What did you study at Yale? What is your current profession/job?

I studied physics at Yale; my Ph.D. thesis was in astrophysics, regarding active galactic nuclei in the Palomar-QUEST Survey. Now I am a lead data scientist at The New York Times. I’ve worked with numerous departments across the company, and now I lead the team in charge of algorithmic content recommendations.

What do you like most about your current role? What do you find most challenging and/or rewarding?

My role is an interesting and challenging mix of technical and communicative. I build machine learning models and software infrastructure, but I also work closely with nontechnical people to figure out the best opportunities for and integrations of data science with their workflows. The subject matter I’ve been working with is very broad, dealing with the newsroom, marketing, advertising, and print departments. It has been really interesting to see how these different business focuses work, and challenging to integrate predictive modelling smoothly into their varied processes.
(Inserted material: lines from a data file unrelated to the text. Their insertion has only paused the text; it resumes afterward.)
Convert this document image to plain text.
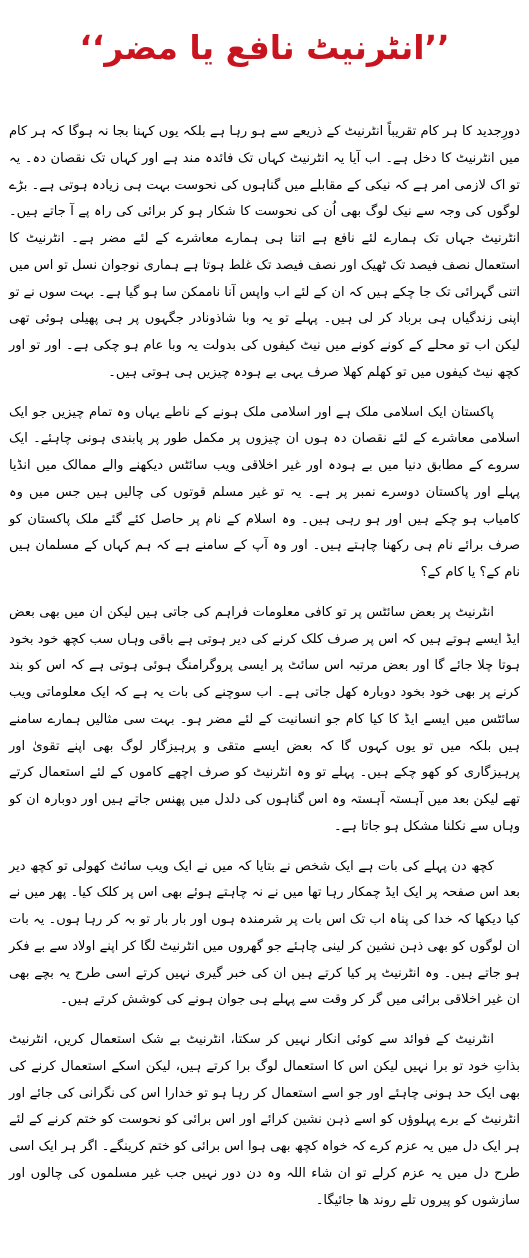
’’انٹرنیٹ نافع یا مضر‘‘

دورِجدید کا ہر کام تقریباً انٹرنیٹ کے ذریعے سے ہو رہا ہے بلکہ یوں کہنا بجا نہ ہوگا کہ ہر کام میں انٹرنیٹ کا دخل ہے۔ اب آیا یہ انٹرنیٹ کہاں تک فائدہ مند ہے اور کہاں تک نقصان دہ۔ یہ تو اک لازمی امر ہے کہ نیکی کے مقابلے میں گناہوں کی نحوست بہت ہی زیادہ ہوتی ہے۔ بڑے لوگوں کی وجہ سے نیک لوگ بھی اُن کی نحوست کا شکار ہو کر برائی کی راہ پے آ جاتے ہیں۔ انٹرنیٹ جہاں تک ہمارے لئے نافع ہے اتنا ہی ہمارے معاشرے کے لئے مضر ہے۔ انٹرنیٹ کا استعمال نصف فیصد تک ٹھیک اور نصف فیصد تک غلط ہوتا ہے ہماری نوجوان نسل تو اس میں اتنی گہرائی تک جا چکے ہیں کہ ان کے لئے اب واپس آنا ناممکن سا ہو گیا ہے۔ بہت سوں نے تو اپنی زندگیاں ہی برباد کر لی ہیں۔ پہلے تو یہ وبا شاذونادر جگہوں پر ہی پھیلی ہوئی تھی لیکن اب تو محلے کے کونے کونے میں نیٹ کیفوں کی بدولت یہ وبا عام ہو چکی ہے۔ اور تو اور کچھ نیٹ کیفوں میں تو کھلم کھلا صرف یہی بے ہودہ چیزیں ہی ہوتی ہیں۔

پاکستان ایک اسلامی ملک ہے اور اسلامی ملک ہونے کے ناطے یہاں وہ تمام چیزیں جو ایک اسلامی معاشرے کے لئے نقصان دہ ہوں ان چیزوں پر مکمل طور پر پابندی ہونی چاہئے۔ ایک سروے کے مطابق دنیا میں بے ہودہ اور غیر اخلاقی ویب سائٹس دیکھنے والے ممالک میں انڈیا پہلے اور پاکستان دوسرے نمبر پر ہے۔ یہ تو غیر مسلم قوتوں کی چالیں ہیں جس میں وہ کامیاب ہو چکے ہیں اور ہو رہی ہیں۔ وہ اسلام کے نام پر حاصل کئے گئے ملک پاکستان کو صرف برائے نام ہی رکھنا چاہتے ہیں۔ اور وہ آپ کے سامنے ہے کہ ہم کہاں کے مسلمان ہیں نام کے؟ یا کام کے؟

انٹرنیٹ پر بعض سائٹس پر تو کافی معلومات فراہم کی جاتی ہیں لیکن ان میں بھی بعض ایڈ ایسے ہوتے ہیں کہ اس پر صرف کلک کرنے کی دیر ہوتی ہے باقی وہاں سب کچھ خود بخود ہوتا چلا جائے گا اور بعض مرتبہ اس سائٹ پر ایسی پروگرامنگ ہوئی ہوتی ہے کہ اس کو بند کرنے پر بھی خود بخود دوبارہ کھل جاتی ہے۔ اب سوچنے کی بات یہ ہے کہ ایک معلوماتی ویب سائٹس میں ایسے ایڈ کا کیا کام جو انسانیت کے لئے مضر ہو۔ بہت سی مثالیں ہمارے سامنے ہیں بلکہ میں تو یوں کہوں گا کہ بعض ایسے متقی و پرہیزگار لوگ بھی اپنے تقویٰ اور پرہیزگاری کو کھو چکے ہیں۔ پہلے تو وہ انٹرنیٹ کو صرف اچھے کاموں کے لئے استعمال کرتے تھے لیکن بعد میں آہستہ آہستہ وہ اس گناہوں کی دلدل میں پھنس جاتے ہیں اور دوبارہ ان کو وہاں سے نکلنا مشکل ہو جاتا ہے۔

کچھ دن پہلے کی بات ہے ایک شخص نے بتایا کہ میں نے ایک ویب سائٹ کھولی تو کچھ دیر بعد اس صفحہ پر ایک ایڈ چمکار رہا تھا میں نے نہ چاہتے ہوئے بھی اس پر کلک کیا۔ پھر میں نے کیا دیکھا کہ خدا کی پناہ اب تک اس بات پر شرمندہ ہوں اور بار بار تو بہ کر رہا ہوں۔ یہ بات ان لوگوں کو بھی ذہن نشین کر لینی چاہئے جو گھروں میں انٹرنیٹ لگا کر اپنے اولاد سے بے فکر ہو جاتے ہیں۔ وہ انٹرنیٹ پر کیا کرتے ہیں ان کی خبر گیری نہیں کرتے اسی طرح یہ بچے بھی ان غیر اخلاقی برائی میں گر کر وقت سے پہلے ہی جوان ہونے کی کوشش کرتے ہیں۔

انٹرنیٹ کے فوائد سے کوئی انکار نہیں کر سکتا، انٹرنیٹ بے شک استعمال کریں، انٹرنیٹ بذاتِ خود تو برا نہیں لیکن اس کا استعمال لوگ برا کرتے ہیں، لیکن اسکے استعمال کرنے کی بھی ایک حد ہونی چاہئے اور جو اسے استعمال کر رہا ہو تو خدارا اس کی نگرانی کی جائے اور انٹرنیٹ کے برے پہلوؤں کو اسے ذہن نشین کرائے اور اس برائی کو نحوست کو ختم کرنے کے لئے ہر ایک دل میں یہ عزم کرے کہ خواہ کچھ بھی ہوا اس برائی کو ختم کرینگے۔ اگر ہر ایک اسی طرح دل میں یہ عزم کرلے تو ان شاء اللہ وہ دن دور نہیں جب غیر مسلموں کی چالوں اور سازشوں کو پیروں تلے روند ھا جائیگا۔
How did your time at Yale shape your career trajectory?

The work I did at Yale did concretely prepare me for a career in data science, as there are many overlaps between the coding and presentation skills that make up both jobs. On a larger scale, it was inspiring to work with professors who were devoting their careers to what they considered the most important problems to understand. Their clear enjoyment of work as a pursuit of intellectual curiosity about important questions provided a model for a highly satisfying career trajectory that has served me well even after leaving the academic field in which we worked together.

What are the main skills that you acquired as a PhD student which help make you successful in your current career?
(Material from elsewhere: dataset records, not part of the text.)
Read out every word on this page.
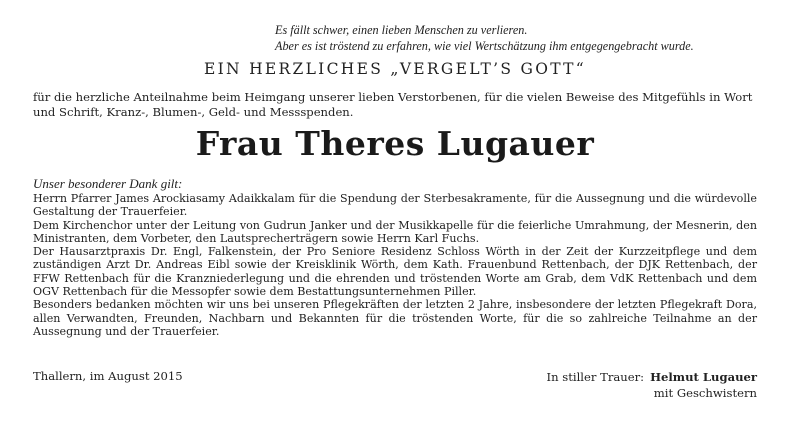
Es fällt schwer, einen lieben Menschen zu verlieren.
Aber es ist tröstend zu erfahren, wie viel Wertschätzung ihm entgegengebracht wurde.
EIN HERZLICHES „VERGELT’S GOTT“
für die herzliche Anteilnahme beim Heimgang unserer lieben Verstorbenen, für die vielen Beweise des Mitgefühls in Wort und Schrift, Kranz-, Blumen-, Geld- und Messspenden.
Frau Theres Lugauer
Unser besonderer Dank gilt:

Herrn Pfarrer James Arockiasamy Adaikkalam für die Spendung der Sterbesakramente, für die Aussegnung und die würdevolle Gestaltung der Trauerfeier.

Dem Kirchenchor unter der Leitung von Gudrun Janker und der Musikkapelle für die feierliche Umrahmung, der Mesnerin, den Ministranten, dem Vorbeter, den Lautsprecherträgern sowie Herrn Karl Fuchs.

Der Hausarztpraxis Dr. Engl, Falkenstein, der Pro Seniore Residenz Schloss Wörth in der Zeit der Kurzzeitpflege und dem zuständigen Arzt Dr. Andreas Eibl sowie der Kreisklinik Wörth, dem Kath. Frauenbund Rettenbach, der DJK Rettenbach, der FFW Rettenbach für die Kranzniederlegung und die ehrenden und tröstenden Worte am Grab, dem VdK Rettenbach und dem OGV Rettenbach für die Messopfer sowie dem Bestattungsunternehmen Piller.

Besonders bedanken möchten wir uns bei unseren Pflegekräften der letzten 2 Jahre, insbesondere der letzten Pflegekraft Dora, allen Verwandten, Freunden, Nachbarn und Bekannten für die tröstenden Worte, für die so zahlreiche Teilnahme an der Aussegnung und der Trauerfeier.

Thallern, im August 2015	In stiller Trauer: Helmut Lugauer
mit Geschwistern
My thesis work involved writing code to analyze terabytes of images of the sky, understand the idiosyncrasies of the data, clean it up, and measure how certain galaxies’ properties changed over time. I enjoyed this work not only because astrophysics is cool, but also because the work was at the intersection of physics and computer science, in which I double-majored in college. The big data analysis pipelines I wrote at Yale directly prepared me for the big data analysis problems I face at work. Perhaps more important than the academic and technical skills I learned was what I’m sure every Ph.D. student develops: the ability to approach large, difficult problems, break them down into pieces, learn about them from scratch, and work them through to the end. While data science is much more applied than my physics research, it also involves investigating questions where offhand we don’t know how to answer them, or even if they can be answered. The ability to make sense of such situations is what makes data scientists so valuable to companies these days.

Did you acquire any professional experience related to your line of work while in graduate school?

No, I had no intention of becoming a data scientist while in grad school. In fact, I don’t think the job existed yet. After getting my Ph.D. I did two postdocs and enjoyed working in research. It was only then that I realized that data science was a good career that matched my skills and interests.

What advice would you offer PhDs who are interested in your line of work?

While Ph.D. research can prepare you well for data science, in some ways they are extremely different. In grad school you delve extremely deeply into one question. In data science you usually work on diverse topics using a range of approaches, and each project might last a few months. There is a lot of variety in the projects that data scientists do. When deciding what type of data science job I wanted, I found it helpful to think hard about my most and least favorite or successful aspects of my research jobs: coding, understanding the data, mathematical analysis? This helped me narrow down the flavor of data science job I would probably enjoy. And, of course, talking with people who work in the field is always extremely helpful.